In a press release, Bank of America said it “will benefit from Countrywide’s broader mortgage capabilities, including its extensive retail, wholesale and correspondent distribution networks.” That suggests Charlotte, N.C.-based BofA intends to allow Countrywide to continue funding loans originated by mortgage brokers, and buying loans from other banks.
Bank of America said it plans to continue to operate Countrywide separately under the Countrywide brand until at least 2009.
“I wondered when Bank of America got out of wholesale (lending), whether there might be behind-the-scenes maneuvering to acquire Countrywide,” McFadden said, noting that competitor Washington Mutual has kept its hand in that game.
Another question about the merger is whether Bank of America will lay off more Countrywide employees in areas where the two companies have redundancies.
Countrywide employed 50,600 workers at the end of December, down 17.8 percent from 61,586 in July, after laying off nearly 12,000 loan originators.

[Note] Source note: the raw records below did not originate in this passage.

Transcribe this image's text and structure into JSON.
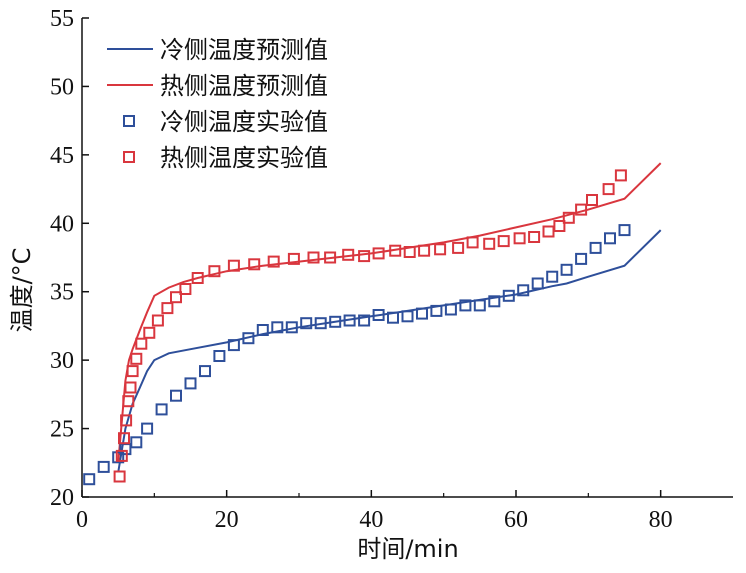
{
  "chart_data": {
    "type": "line",
    "title": "",
    "xlabel": "时间/min",
    "ylabel": "温度/°C",
    "xlim": [
      0,
      90
    ],
    "ylim": [
      20,
      55
    ],
    "xticks": [
      0,
      20,
      40,
      60,
      80
    ],
    "yticks": [
      20,
      25,
      30,
      35,
      40,
      45,
      50,
      55
    ],
    "grid": false,
    "legend_position": "top-left",
    "series": [
      {
        "name": "冷侧温度预测值",
        "kind": "line",
        "color": "#2e4f9a",
        "x": [
          5,
          6,
          7,
          8,
          9,
          10,
          12,
          15,
          20,
          25,
          30,
          35,
          40,
          45,
          50,
          55,
          60,
          65,
          67,
          70,
          75,
          80
        ],
        "y": [
          21.8,
          25.0,
          26.8,
          28.0,
          29.2,
          30.0,
          30.5,
          30.8,
          31.3,
          31.9,
          32.4,
          32.8,
          33.2,
          33.6,
          34.0,
          34.4,
          34.8,
          35.4,
          35.6,
          36.1,
          36.9,
          39.5
        ]
      },
      {
        "name": "热侧温度预测值",
        "kind": "line",
        "color": "#d9363e",
        "x": [
          5,
          5.5,
          6,
          6.5,
          7,
          8,
          9,
          10,
          12,
          14,
          16,
          20,
          25,
          30,
          35,
          40,
          45,
          50,
          55,
          60,
          65,
          70,
          75,
          80
        ],
        "y": [
          22.5,
          25.5,
          28.5,
          30.0,
          30.8,
          32.2,
          33.5,
          34.7,
          35.3,
          35.7,
          36.0,
          36.5,
          36.9,
          37.2,
          37.5,
          37.8,
          38.2,
          38.6,
          39.1,
          39.7,
          40.3,
          41.0,
          41.8,
          44.4
        ]
      },
      {
        "name": "冷侧温度实验值",
        "kind": "scatter",
        "color": "#2e4f9a",
        "x": [
          1,
          3,
          5,
          6,
          7.5,
          9,
          11,
          13,
          15,
          17,
          19,
          21,
          23,
          25,
          27,
          29,
          31,
          33,
          35,
          37,
          39,
          41,
          43,
          45,
          47,
          49,
          51,
          53,
          55,
          57,
          59,
          61,
          63,
          65,
          67,
          69,
          71,
          73,
          75
        ],
        "y": [
          21.3,
          22.2,
          22.9,
          23.5,
          24.0,
          25.0,
          26.4,
          27.4,
          28.3,
          29.2,
          30.3,
          31.1,
          31.6,
          32.2,
          32.4,
          32.4,
          32.7,
          32.7,
          32.8,
          32.9,
          32.9,
          33.3,
          33.1,
          33.2,
          33.4,
          33.6,
          33.7,
          34.0,
          34.0,
          34.3,
          34.7,
          35.1,
          35.6,
          36.1,
          36.6,
          37.4,
          38.2,
          38.9,
          39.5
        ]
      },
      {
        "name": "热侧温度实验值",
        "kind": "scatter",
        "color": "#d9363e",
        "x": [
          5.2,
          5.5,
          5.8,
          6.1,
          6.4,
          6.7,
          7.0,
          7.5,
          8.2,
          9.3,
          10.5,
          11.8,
          13.0,
          14.3,
          16.0,
          18.3,
          21.0,
          23.8,
          26.5,
          29.3,
          32.0,
          34.3,
          36.8,
          39.0,
          41.0,
          43.3,
          45.3,
          47.3,
          49.5,
          52.0,
          54.0,
          56.3,
          58.3,
          60.5,
          62.5,
          64.5,
          66.0,
          67.3,
          69.0,
          70.5,
          72.8,
          74.5
        ],
        "y": [
          21.5,
          23.0,
          24.3,
          25.6,
          27.0,
          28.0,
          29.2,
          30.1,
          31.2,
          32.0,
          32.9,
          33.8,
          34.6,
          35.2,
          36.0,
          36.5,
          36.9,
          37.0,
          37.2,
          37.4,
          37.5,
          37.5,
          37.7,
          37.6,
          37.8,
          38.0,
          37.9,
          38.0,
          38.1,
          38.2,
          38.6,
          38.5,
          38.7,
          38.9,
          39.0,
          39.4,
          39.8,
          40.4,
          41.0,
          41.7,
          42.5,
          43.5
        ]
      }
    ]
  }
}
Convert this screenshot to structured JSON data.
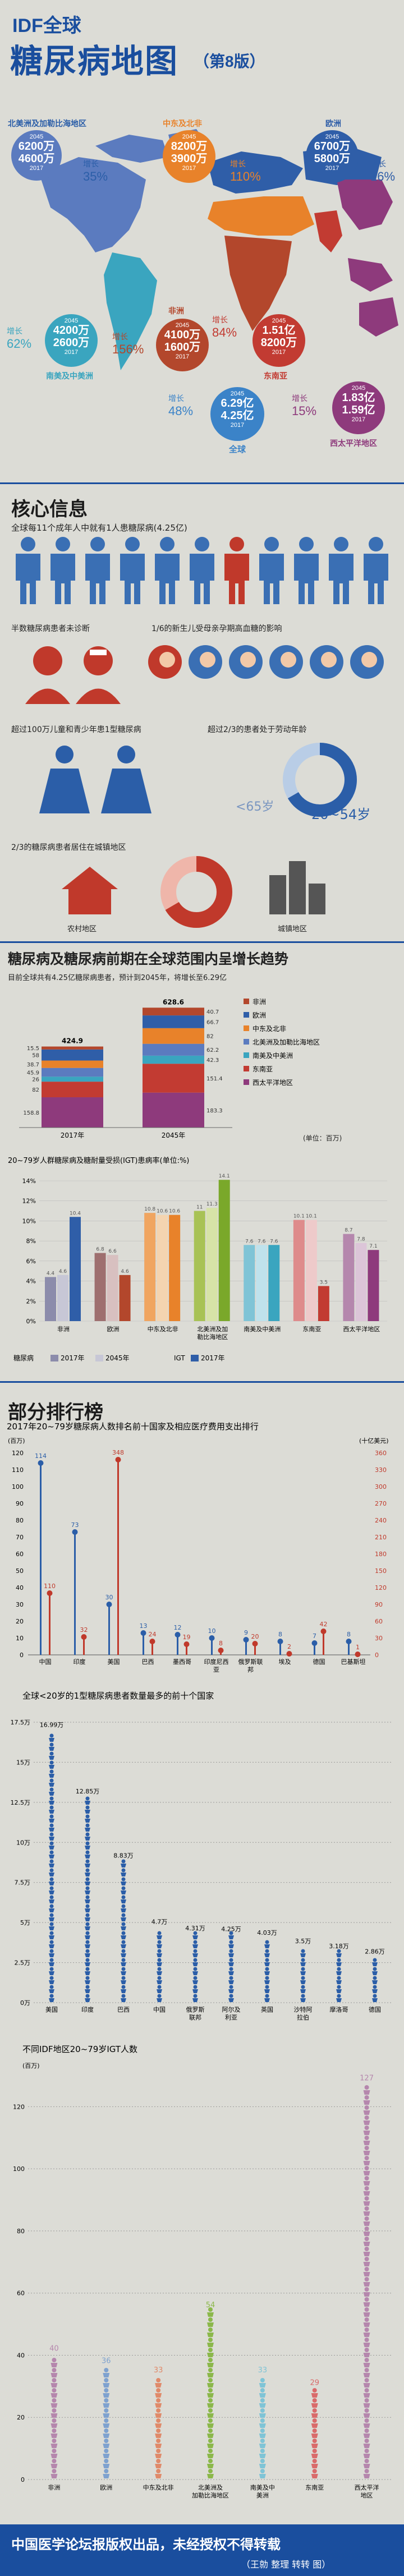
{
  "header": {
    "idf": "IDF全球",
    "title": "糖尿病地图",
    "edition": "（第8版）"
  },
  "map": {
    "regions": [
      {
        "key": "nac",
        "label": "北美洲及加勒比海地区",
        "y2045": "6200万",
        "y2017": "4600万",
        "color": "#5b7bbf",
        "growth": "35%"
      },
      {
        "key": "mena",
        "label": "中东及北非",
        "y2045": "8200万",
        "y2017": "3900万",
        "color": "#e8822a",
        "growth": "110%"
      },
      {
        "key": "eur",
        "label": "欧洲",
        "y2045": "6700万",
        "y2017": "5800万",
        "color": "#2f5ea8",
        "growth": "16%"
      },
      {
        "key": "sacа",
        "label": "南美及中美洲",
        "y2045": "4200万",
        "y2017": "2600万",
        "color": "#3aa5bf",
        "growth": "62%"
      },
      {
        "key": "afr",
        "label": "非洲",
        "y2045": "4100万",
        "y2017": "1600万",
        "color": "#b3472c",
        "growth": "156%"
      },
      {
        "key": "sea",
        "label": "东南亚",
        "y2045": "1.51亿",
        "y2017": "8200万",
        "color": "#c23b32",
        "growth": "84%"
      },
      {
        "key": "wp",
        "label": "西太平洋地区",
        "y2045": "1.83亿",
        "y2017": "1.59亿",
        "color": "#8e3a7c",
        "growth": "15%"
      },
      {
        "key": "world",
        "label": "全球",
        "y2045": "6.29亿",
        "y2017": "4.25亿",
        "color": "#3b83c8",
        "growth": "48%"
      }
    ],
    "year_a": "2045",
    "year_b": "2017",
    "growth_word": "增长"
  },
  "core": {
    "title": "核心信息",
    "f1": "全球每11个成年人中就有1人患糖尿病(4.25亿)",
    "f2": "半数糖尿病患者未诊断",
    "f3": "1/6的新生儿受母亲孕期高血糖的影响",
    "f4": "超过100万儿童和青少年患1型糖尿病",
    "f5": "超过2/3的患者处于劳动年龄",
    "f5_label_a": "<65岁",
    "f5_label_b": "20~54岁",
    "f6": "2/3的糖尿病患者居住在城镇地区",
    "rural": "农村地区",
    "urban": "城镇地区"
  },
  "trend": {
    "title": "糖尿病及糖尿病前期在全球范围内呈增长趋势",
    "sub": "目前全球共有4.25亿糖尿病患者，预计到2045年，将增长至6.29亿",
    "unit": "(单位：百万)"
  },
  "chart_data": [
    {
      "type": "bar",
      "title": "糖尿病患者数量（百万）",
      "categories": [
        "2017年",
        "2045年"
      ],
      "totals": [
        424.9,
        628.6
      ],
      "series": [
        {
          "name": "西太平洋地区",
          "values": [
            158.8,
            183.3
          ],
          "color": "#8e3a7c"
        },
        {
          "name": "东南亚",
          "values": [
            82.0,
            151.4
          ],
          "color": "#c23b32"
        },
        {
          "name": "南美及中美洲",
          "values": [
            26.0,
            42.3
          ],
          "color": "#3aa5bf"
        },
        {
          "name": "北美洲及加勒比海地区",
          "values": [
            45.9,
            62.2
          ],
          "color": "#5b7bbf"
        },
        {
          "name": "中东及北非",
          "values": [
            38.7,
            82.0
          ],
          "color": "#e8822a"
        },
        {
          "name": "欧洲",
          "values": [
            58.0,
            66.7
          ],
          "color": "#2f5ea8"
        },
        {
          "name": "非洲",
          "values": [
            15.5,
            40.7
          ],
          "color": "#b3472c"
        }
      ],
      "legend": [
        "非洲",
        "欧洲",
        "中东及北非",
        "北美洲及加勒比海地区",
        "南美及中美洲",
        "东南亚",
        "西太平洋地区"
      ]
    },
    {
      "type": "bar",
      "title": "20~79岁人群糖尿病及糖耐量受损(IGT)患病率(单位:%)",
      "categories": [
        "非洲",
        "欧洲",
        "中东及北非",
        "北美洲及加勒比海地区",
        "南美及中美洲",
        "东南亚",
        "西太平洋地区"
      ],
      "series": [
        {
          "name": "糖尿病 2017年",
          "values": [
            4.4,
            6.8,
            10.8,
            11.0,
            7.6,
            10.1,
            8.7
          ]
        },
        {
          "name": "2045年",
          "values": [
            4.6,
            6.6,
            10.6,
            11.3,
            7.6,
            10.1,
            7.8
          ]
        },
        {
          "name": "IGT 2017年",
          "values": [
            10.4,
            4.6,
            10.6,
            14.1,
            7.6,
            3.5,
            7.1
          ]
        }
      ],
      "ylim": [
        0,
        14
      ],
      "yticks": [
        "0%",
        "2%",
        "4%",
        "6%",
        "8%",
        "10%",
        "12%",
        "14%"
      ],
      "legend_words": [
        "糖尿病",
        "2017年",
        "2045年",
        "IGT",
        "2017年"
      ]
    },
    {
      "type": "bar",
      "title": "2017年20~79岁糖尿病人数排名前十国家及相应医疗费用支出排行",
      "categories": [
        "中国",
        "印度",
        "美国",
        "巴西",
        "墨西哥",
        "印度尼西亚",
        "俄罗斯联邦",
        "埃及",
        "德国",
        "巴基斯坦"
      ],
      "series": [
        {
          "name": "患者数(百万)",
          "values": [
            114,
            73,
            30,
            13,
            12,
            10,
            9,
            8,
            7,
            8
          ]
        },
        {
          "name": "医疗费用(十亿美元)",
          "values": [
            110,
            32,
            348,
            24,
            19,
            8,
            20,
            2,
            42,
            1
          ]
        }
      ],
      "left_unit": "(百万)",
      "right_unit": "(十亿美元)",
      "yticks_left": [
        0,
        10,
        20,
        30,
        40,
        50,
        60,
        70,
        80,
        90,
        100,
        110,
        120
      ],
      "yticks_right": [
        0,
        30,
        60,
        90,
        120,
        150,
        180,
        210,
        240,
        270,
        300,
        330,
        360
      ]
    },
    {
      "type": "bar",
      "title": "全球<20岁的1型糖尿病患者数量最多的前十个国家",
      "categories": [
        "美国",
        "印度",
        "巴西",
        "中国",
        "俄罗斯联邦",
        "阿尔及利亚",
        "英国",
        "沙特阿拉伯",
        "摩洛哥",
        "德国"
      ],
      "values": [
        16.99,
        12.85,
        8.83,
        4.7,
        4.31,
        4.25,
        4.03,
        3.5,
        3.18,
        2.86
      ],
      "labels": [
        "16.99万",
        "12.85万",
        "8.83万",
        "4.7万",
        "4.31万",
        "4.25万",
        "4.03万",
        "3.5万",
        "3.18万",
        "2.86万"
      ],
      "yticks": [
        "0万",
        "2.5万",
        "5万",
        "7.5万",
        "10万",
        "12.5万",
        "15万",
        "17.5万"
      ]
    },
    {
      "type": "bar",
      "title": "不同IDF地区20~79岁IGT人数",
      "categories": [
        "非洲",
        "欧洲",
        "中东及北非",
        "北美洲及加勒比海地区",
        "南美及中美洲",
        "东南亚",
        "西太平洋地区"
      ],
      "values": [
        40,
        36,
        33,
        54,
        33,
        29,
        127
      ],
      "unit": "(百万)",
      "yticks": [
        0,
        20,
        40,
        60,
        80,
        100,
        120
      ]
    }
  ],
  "ranking_title": "部分排行榜",
  "footer": {
    "line1": "中国医学论坛报版权出品，未经授权不得转载",
    "line2": "（王勍 整理   转转 图）"
  },
  "colors": {
    "blue": "#1a4e9e",
    "red": "#c0392b",
    "people": "#3a6fb4",
    "navy": "#2b5ea8"
  }
}
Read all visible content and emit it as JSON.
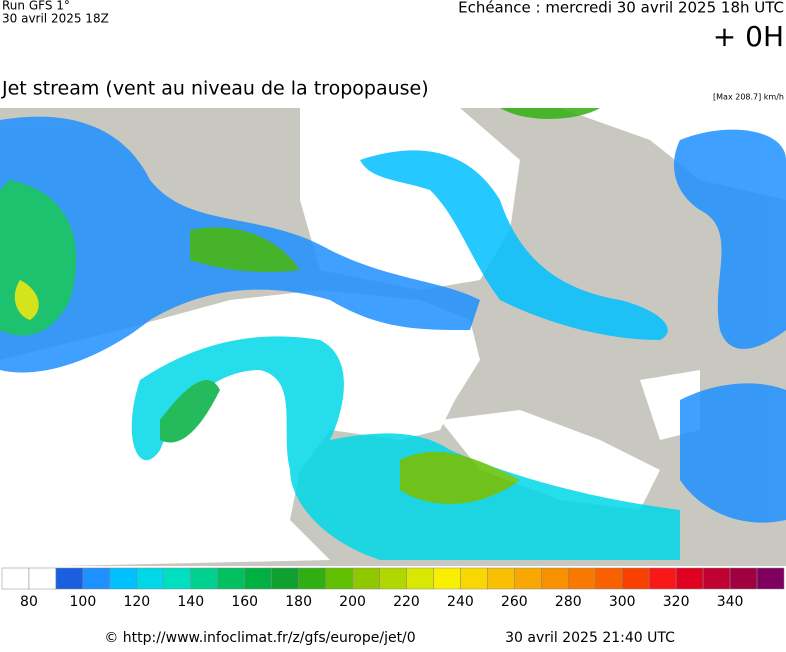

In a presentation to investors in December, Bank of America Chief Executive Officer Ken Lewis said consumer real estate was “a significant growth opportunity” for the bank.
In 2007, Lewis said, Bank of America became the largest direct-to-consumer consumer real estate lender in the U.S., gaining market share through a “no-fee” mortgage loan and cross-selling home-equity loans to existing customers.
“We have not had the share of this business that our presence would imply,” Lewis said, noting that only 9 percent of Bank of America customers hold a mortgage from the bank. Bank of America estimates that it’s originated only 12 percent of all loans held by its customers.
Bank of America customers hold more than $4 trillion in loans from other institutions, Lewis said, and the bank’s strategy “is to reduce that number.”